ルベールは捨てられたのではなく、生まれたことに気付かれなかったのではないかとオルディアが言っていた。運よく地熱地帯に卵が落ちたから孵化したようだ。その後もオルディアが気にかけていたとはいえ、うまいこと生き延びた。強運といえばそうなのだろう。
「大きくなれなくても私といれば大丈夫よ。フェニーチェもいるし」
「そうだな」
衣装合わせも終わり、仕立屋が出て行った。音の狂ったハープの音が響く。席を外していたフェニーチェが戻ってきたようだ。
「若いの二人で楽しそうじゃな」
「ルベールの誕生日を決めていたの」
「ほう、いつにしたのじゃ」
「寒い日に生まれたみたいだから冬至にしたの。フェニーチェもその日が来たらお祝いしましょ」
フェニーチェは頷いてハープをぽろぽろ鳴らす。
「応とも。夏至と冬至、良い組み合わせじゃ。ときに姫よ、ダンスパートナーは決めたかの」
アステルは苦笑いを浮かべる。誕生日パーティーでは毎年、夏至の女王としてダンスを披露することになっている。

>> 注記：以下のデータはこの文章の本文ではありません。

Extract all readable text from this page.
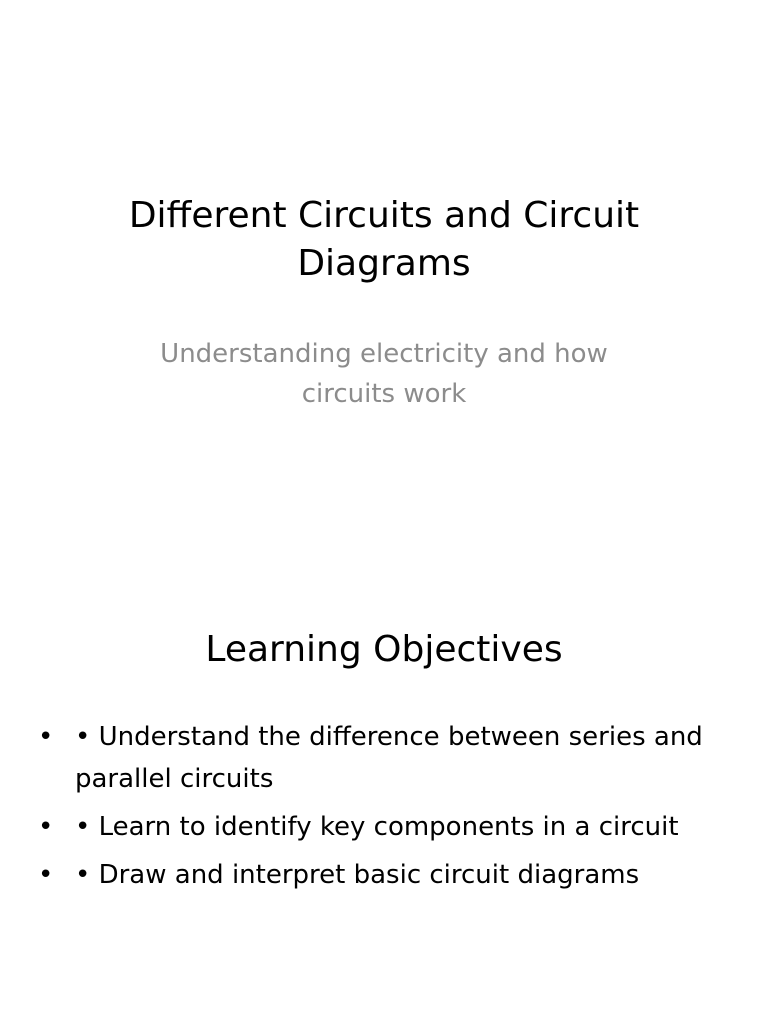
Different Circuits and Circuit Diagrams

Understanding electricity and how circuits work

Learning Objectives
• • Understand the difference between series and parallel circuits
• • Learn to identify key components in a circuit
• • Draw and interpret basic circuit diagrams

これまでフロガと踊っていたが、十七になる今年からはダメだという。夏至の祭りも、誕生日パーティーもパートナーを選ぶという側面があるせいだ。
「フェニーチェは歌わなきゃいけないし、ルベールじゃ小さすぎるし……」
夏至の夜、不死鳥は花とリボンで飾られた小さな塔の上で歌うことが恒例になっている。彼に頼むことはできない。
「カーロとフロガは人間でもドラゴンでも構わぬというておった」
「伯父様! ヘリオス伯父様にお願いできないかしら?」
彼であれば間違いなくダンスもそつなくこなすだろう。人間より人間のふりがうまいとよく評される伯父だ。
「そうさな。ヘリオスであれば間違いなかろ。ちと聞いてくる」
フェニーチェは窓を開けると瞬く間に飛び去った。
「どこに行ったんだ?」
「お祖母様のお城よ。フェニーチェならあっという間に往復できるもの」
「てことはおじさまって、あのヘリオスなのか? 女王メリダの息子で懐刀、偽人間こーたいし」
アステルは思わず吹き出す。
「なにそのあだ名」
「人間のふりがうまくて、声さえ隠せたらわからないってモッパラの噂だからそう呼ばれてる。それを三百年以上続けてて、古臭くならねぇから人間殺して皮被ってるんじゃねぇか、なんてな。で、そのヘリオスか?」
「そうよ。やさしい伯父様にそんな噂があるなんてひどいわね」
ルベールは肩をすくめる。
「身内にゃ甘いってだけだろ? 二番手って目されるってことはそれだけ暴れまわった時代があるってことだ。おーひさんは暴れたことがねぇからわからねぇだけで、本当は滅茶苦茶強いんじゃねぇか?」
ドラゴンの強さというのはぶつかり合って初めてわかる部分もある。ドラゴンでは最年少のフロガは平和な時代に生まれた。だから、実力をまったく知られていない。
「そうなのかしら……」
「とにもかくにも女王メリダかヘリオス、どっちかでも欠けたら今の平和は終わっちまうって聞いた。それだけ姫さんのばあちゃんとおっちゃんは強ぇんだ」
「平和ってそんなに簡単に壊れてしまうものなのかしら?」
ルベールは小首を傾げる。聞きかじっただけだからわからないのだろう。
ゴンドーレは長く戦争をしていないが、それはメリダの庇護あってのこと。近隣の国々は戦争が絶えないとフェニーチェが言っていた。ドラゴンが人間と敵対しなくても、人間同士はいがみ合っている。
そのいがみ合いから外れているから平和なだけかもしれない。メリダの重圧がなくなれば、勢力図は大きく変わるのだろうか。政治から遠ざけられているアステルにはわからなかった。
「お祖母様や伯父様が死んじゃうなんてあるはずがないけど」
今の平和はもう五百年続いている。この平和が覆されるはずなどないと誰もが思っていた。短命な人間にとって五百年は長い。
その時、羽音が聞こえたかと思うと、フェニーチェが降り立った。
「ヘリオスは承知してくれた。すぐに新しい服を用立てると」
「伯父様らしいわ。ありがとう、フェニーチェ」
「かまわんよ」
彼はほほと笑う。誕生日がますます楽しみだ。